Ingredients
1 Butternut Squash
2 Cloves of garlic
Olive oil
1 red chilli
A few strands of Very Lazy Ginger (adapt amount according to your own taste)
900ml of vegetable stock (made with a stock cube)
Sea Salt
Method
1. Slice a butternut squash length ways and scoop out the seeds.
2. Place the squash halves on a baking tray and make criss-cross slices in the flesh (make sure your criss-cross slices are fairly deep. I didn't make mine deep enough & it didn't cook as quickly as it should have).
3. Drizzle both halves with olive oil & season with salt.
4. Place a clove of garlic (unpeeled) in each hollow.
5. Cook the butternut squash at 190 degrees for around 30 minutes.
6. While the butternut squash is roasting, heat some olive oil in your soup pan, chop an onion and lightly fry it on low heat for about 10-15 mins until soft but not brown.

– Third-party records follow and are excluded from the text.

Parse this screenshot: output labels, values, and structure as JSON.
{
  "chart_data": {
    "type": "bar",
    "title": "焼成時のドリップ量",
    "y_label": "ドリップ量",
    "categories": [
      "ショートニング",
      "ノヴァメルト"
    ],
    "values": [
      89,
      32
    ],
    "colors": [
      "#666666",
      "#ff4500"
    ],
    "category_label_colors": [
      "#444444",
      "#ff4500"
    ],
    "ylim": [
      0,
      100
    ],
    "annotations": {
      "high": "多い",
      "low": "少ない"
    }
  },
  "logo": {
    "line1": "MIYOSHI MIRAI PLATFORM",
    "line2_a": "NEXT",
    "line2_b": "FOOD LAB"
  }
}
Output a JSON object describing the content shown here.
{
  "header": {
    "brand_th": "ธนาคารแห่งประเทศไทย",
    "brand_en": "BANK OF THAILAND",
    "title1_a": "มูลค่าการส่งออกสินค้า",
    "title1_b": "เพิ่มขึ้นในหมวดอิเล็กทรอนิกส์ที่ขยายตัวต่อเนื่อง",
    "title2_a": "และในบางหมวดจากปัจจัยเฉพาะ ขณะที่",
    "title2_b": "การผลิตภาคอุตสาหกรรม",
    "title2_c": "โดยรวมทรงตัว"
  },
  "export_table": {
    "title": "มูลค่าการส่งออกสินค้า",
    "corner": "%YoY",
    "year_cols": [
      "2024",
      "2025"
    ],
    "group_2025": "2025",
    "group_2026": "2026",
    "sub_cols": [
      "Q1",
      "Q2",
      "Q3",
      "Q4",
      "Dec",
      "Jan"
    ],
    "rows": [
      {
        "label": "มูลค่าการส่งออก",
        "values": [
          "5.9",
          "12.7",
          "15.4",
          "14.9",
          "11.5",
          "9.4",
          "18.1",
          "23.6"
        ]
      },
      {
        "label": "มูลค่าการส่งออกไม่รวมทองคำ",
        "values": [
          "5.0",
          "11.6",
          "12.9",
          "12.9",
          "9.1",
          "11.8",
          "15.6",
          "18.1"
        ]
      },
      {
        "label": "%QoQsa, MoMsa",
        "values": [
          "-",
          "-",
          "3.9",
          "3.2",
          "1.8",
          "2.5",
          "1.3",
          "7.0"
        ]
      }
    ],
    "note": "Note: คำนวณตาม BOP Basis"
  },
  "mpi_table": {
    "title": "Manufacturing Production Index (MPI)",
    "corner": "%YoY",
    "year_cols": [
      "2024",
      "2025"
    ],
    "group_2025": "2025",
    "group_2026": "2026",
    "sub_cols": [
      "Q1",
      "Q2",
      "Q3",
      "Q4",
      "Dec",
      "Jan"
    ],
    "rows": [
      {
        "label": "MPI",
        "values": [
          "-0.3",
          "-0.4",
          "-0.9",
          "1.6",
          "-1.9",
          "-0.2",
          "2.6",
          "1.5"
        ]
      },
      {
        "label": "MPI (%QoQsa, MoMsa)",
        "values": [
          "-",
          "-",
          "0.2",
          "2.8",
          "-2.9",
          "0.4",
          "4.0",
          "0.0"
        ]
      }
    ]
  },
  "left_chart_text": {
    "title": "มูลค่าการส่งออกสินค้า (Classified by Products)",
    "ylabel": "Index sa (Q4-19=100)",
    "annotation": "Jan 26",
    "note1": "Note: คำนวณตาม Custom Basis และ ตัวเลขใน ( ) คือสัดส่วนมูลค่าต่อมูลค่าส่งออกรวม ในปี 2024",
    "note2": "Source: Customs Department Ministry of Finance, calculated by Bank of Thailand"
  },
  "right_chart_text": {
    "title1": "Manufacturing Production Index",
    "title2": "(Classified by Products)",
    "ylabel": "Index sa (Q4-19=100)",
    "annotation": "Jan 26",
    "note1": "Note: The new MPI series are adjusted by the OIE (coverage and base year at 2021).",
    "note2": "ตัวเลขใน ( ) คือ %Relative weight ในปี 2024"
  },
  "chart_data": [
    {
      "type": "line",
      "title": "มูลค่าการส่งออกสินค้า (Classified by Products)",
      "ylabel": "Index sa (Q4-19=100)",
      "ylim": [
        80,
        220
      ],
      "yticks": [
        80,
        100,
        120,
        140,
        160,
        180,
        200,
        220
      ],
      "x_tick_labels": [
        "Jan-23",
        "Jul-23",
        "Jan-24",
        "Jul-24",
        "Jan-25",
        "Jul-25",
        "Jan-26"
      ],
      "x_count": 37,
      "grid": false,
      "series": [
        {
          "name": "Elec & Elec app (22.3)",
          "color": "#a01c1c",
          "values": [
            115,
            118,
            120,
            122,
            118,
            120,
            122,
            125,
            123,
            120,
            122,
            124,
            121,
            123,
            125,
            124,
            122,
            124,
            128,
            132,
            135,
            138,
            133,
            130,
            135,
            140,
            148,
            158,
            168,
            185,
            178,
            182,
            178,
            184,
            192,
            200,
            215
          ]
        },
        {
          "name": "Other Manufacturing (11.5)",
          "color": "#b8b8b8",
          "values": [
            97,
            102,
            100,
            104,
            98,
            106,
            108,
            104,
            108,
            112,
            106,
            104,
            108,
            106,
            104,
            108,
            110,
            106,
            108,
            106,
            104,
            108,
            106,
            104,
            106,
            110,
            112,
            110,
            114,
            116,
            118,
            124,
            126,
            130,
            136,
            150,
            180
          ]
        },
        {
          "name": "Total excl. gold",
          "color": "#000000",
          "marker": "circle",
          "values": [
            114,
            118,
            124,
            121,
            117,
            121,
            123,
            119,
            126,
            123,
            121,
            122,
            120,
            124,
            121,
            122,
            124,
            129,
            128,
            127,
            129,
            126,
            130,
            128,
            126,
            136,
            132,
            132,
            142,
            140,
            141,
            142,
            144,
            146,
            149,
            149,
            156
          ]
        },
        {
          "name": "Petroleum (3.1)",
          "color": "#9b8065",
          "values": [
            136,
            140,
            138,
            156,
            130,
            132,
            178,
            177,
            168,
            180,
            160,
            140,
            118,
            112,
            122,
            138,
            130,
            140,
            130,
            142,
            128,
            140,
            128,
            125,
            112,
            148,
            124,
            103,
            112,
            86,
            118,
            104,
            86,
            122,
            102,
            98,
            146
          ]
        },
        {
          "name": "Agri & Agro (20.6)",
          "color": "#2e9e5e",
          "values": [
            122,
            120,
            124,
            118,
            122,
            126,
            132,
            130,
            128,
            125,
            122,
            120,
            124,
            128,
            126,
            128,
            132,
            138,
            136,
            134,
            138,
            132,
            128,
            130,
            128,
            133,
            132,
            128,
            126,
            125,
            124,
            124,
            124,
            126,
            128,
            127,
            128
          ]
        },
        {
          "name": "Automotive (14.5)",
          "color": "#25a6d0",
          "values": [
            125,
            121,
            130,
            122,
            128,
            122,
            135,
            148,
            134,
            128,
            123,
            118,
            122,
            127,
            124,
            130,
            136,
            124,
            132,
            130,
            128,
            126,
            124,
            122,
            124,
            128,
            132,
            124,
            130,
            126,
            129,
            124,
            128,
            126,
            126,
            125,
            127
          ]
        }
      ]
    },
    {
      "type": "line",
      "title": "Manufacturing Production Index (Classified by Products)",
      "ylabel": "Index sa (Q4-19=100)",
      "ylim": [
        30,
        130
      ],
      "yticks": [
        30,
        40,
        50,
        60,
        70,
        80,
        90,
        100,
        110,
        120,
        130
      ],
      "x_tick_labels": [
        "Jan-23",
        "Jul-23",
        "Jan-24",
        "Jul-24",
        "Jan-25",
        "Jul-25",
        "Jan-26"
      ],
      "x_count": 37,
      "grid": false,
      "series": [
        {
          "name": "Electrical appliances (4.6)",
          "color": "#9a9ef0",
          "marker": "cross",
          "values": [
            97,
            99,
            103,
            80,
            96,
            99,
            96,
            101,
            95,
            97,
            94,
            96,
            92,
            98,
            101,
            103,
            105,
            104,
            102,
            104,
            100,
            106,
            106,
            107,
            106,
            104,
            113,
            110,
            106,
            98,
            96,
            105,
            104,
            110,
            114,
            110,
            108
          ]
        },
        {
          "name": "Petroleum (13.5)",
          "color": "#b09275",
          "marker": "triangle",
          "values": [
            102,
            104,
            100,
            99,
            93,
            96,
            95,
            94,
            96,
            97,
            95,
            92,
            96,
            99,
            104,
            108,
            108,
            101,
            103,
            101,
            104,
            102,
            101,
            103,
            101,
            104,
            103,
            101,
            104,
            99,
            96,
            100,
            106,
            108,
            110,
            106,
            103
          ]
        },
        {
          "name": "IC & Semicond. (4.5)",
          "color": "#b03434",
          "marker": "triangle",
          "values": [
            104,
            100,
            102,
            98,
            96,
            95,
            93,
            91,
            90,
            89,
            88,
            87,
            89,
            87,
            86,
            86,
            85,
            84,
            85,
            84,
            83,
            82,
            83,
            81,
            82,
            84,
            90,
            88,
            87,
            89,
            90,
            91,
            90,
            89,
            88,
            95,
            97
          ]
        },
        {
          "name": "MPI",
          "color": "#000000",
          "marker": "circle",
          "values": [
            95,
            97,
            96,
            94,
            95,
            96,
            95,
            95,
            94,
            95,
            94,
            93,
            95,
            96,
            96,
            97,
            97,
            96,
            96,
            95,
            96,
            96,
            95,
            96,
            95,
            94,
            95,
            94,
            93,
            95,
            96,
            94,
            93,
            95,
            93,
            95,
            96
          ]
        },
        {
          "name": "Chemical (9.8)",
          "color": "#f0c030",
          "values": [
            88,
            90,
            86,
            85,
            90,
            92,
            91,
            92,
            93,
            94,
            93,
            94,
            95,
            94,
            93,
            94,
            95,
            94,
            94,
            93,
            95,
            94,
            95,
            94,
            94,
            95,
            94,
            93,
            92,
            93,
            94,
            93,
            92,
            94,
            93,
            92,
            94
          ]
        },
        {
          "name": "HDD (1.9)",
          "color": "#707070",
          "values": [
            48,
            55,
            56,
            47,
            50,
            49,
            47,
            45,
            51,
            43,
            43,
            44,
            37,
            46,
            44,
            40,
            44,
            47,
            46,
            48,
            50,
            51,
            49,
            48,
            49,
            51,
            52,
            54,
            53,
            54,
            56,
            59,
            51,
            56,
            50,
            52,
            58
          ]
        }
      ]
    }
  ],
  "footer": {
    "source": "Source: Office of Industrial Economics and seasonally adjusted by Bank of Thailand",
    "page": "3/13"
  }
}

7. After 30 minutes, take your butternut squash out of the oven and scoop out the flesh (I used a dessert spoon for this part). Place the flesh into the pan with the onion. Peel the garlic cloves and add them to the pan also.
8. De-seed and finely chop the chilli and add this to the pan along with the ginger.
9. Add the vegetable stock and stir thoroughly before pouring into a blender and whizzing until smooth.
10. I poured the mixture back into the soup pan and let it simmer for a couple of minutes before serving.
If you are particularly concerned about the fat content of the olive oil you could use fry light spray instead. The original recipe also recommends frying the onions in butter as well as olive oil and using a swirl of coconut milk as a garnish. I chose to omit these to reduce fat but each to their own.
This soup is really warming, making it perfect for Autumn/Winter. Make & enjoy!